You can have everything
There's a beauty in empty places that are supposed to be full of people. Not like your office after everyone's gone home, or a stadium in the offseason, but places that aren't ever supposed to be empty. Like a mall. Or a grocery store. Those things are never really devoid of people.
Some people think there's beauty in nature, in finding some secluded dell that nobody's ever been in, and being by yourself. But that's not the same. They're choosing to go where nobody has ever tread. I'm choosing to go where there used to be dozens of people, or thousands. I'd trade ten forest glades for an empty airport, and a handful of hidden waterfalls for the abandoned town near Chernobyl.
It's exactly because these spaces used to be filled with people, their sounds, smells, and thoughts -- and are still filled with some of their stuff -- that makes them magical. A place built for nobody with one person in it is pointless. A place built for millions with just one person in it is magical.

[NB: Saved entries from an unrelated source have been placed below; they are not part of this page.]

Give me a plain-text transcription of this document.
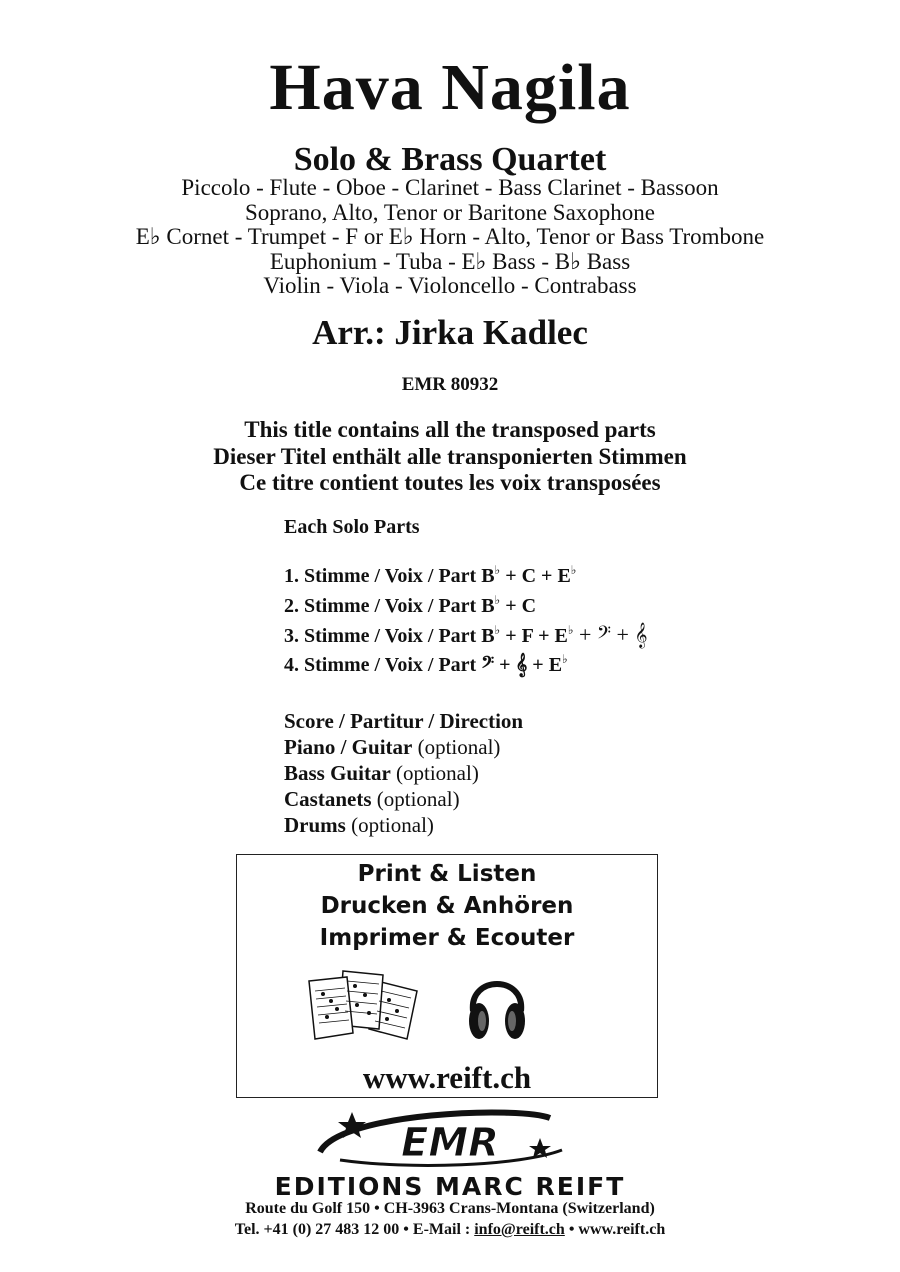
Hava Nagila
Solo & Brass Quartet
Piccolo - Flute - Oboe - Clarinet - Bass Clarinet - Bassoon
Soprano, Alto, Tenor or Baritone Saxophone
E♭ Cornet - Trumpet - F or E♭ Horn - Alto, Tenor or Bass Trombone
Euphonium - Tuba - E♭ Bass - B♭ Bass
Violin - Viola - Violoncello - Contrabass
Arr.: Jirka Kadlec
EMR 80932
This title contains all the transposed parts
Dieser Titel enthält alle transponierten Stimmen
Ce titre contient toutes les voix transposées
Each Solo Parts
1. Stimme / Voix / Part B♭ + C + E♭
2. Stimme / Voix / Part B♭ + C
3. Stimme / Voix / Part B♭ + F + E♭ + 𝄢 + 𝄞
4. Stimme / Voix / Part 𝄢 + 𝄞 + E♭
Score / Partitur / Direction
Piano / Guitar (optional)
Bass Guitar (optional)
Castanets (optional)
Drums (optional)
Print & Listen
Drucken & Anhören
Imprimer & Ecouter
www.reift.ch
EMR
EDITIONS MARC REIFT
Route du Golf 150 • CH-3963 Crans-Montana (Switzerland)
Tel. +41 (0) 27 483 12 00 • E-Mail : info@reift.ch • www.reift.ch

It's fine if some of the windows are blown out. There's still plenty of room here for me, and for my stuff. I guess I may as well refer to all the stuff here as mine. I never really wanted a shoe-polishing stand or three thousand and eighty-four pickup trucks, but if there's nobody else to claim it, I guess there's no distinction to be made between "my stuff" and "not my stuff". Maybe it's all just "stuff" now.
I like having everything to myself now. I just wish I knew what happened that I'm still here, and everyone else is gone.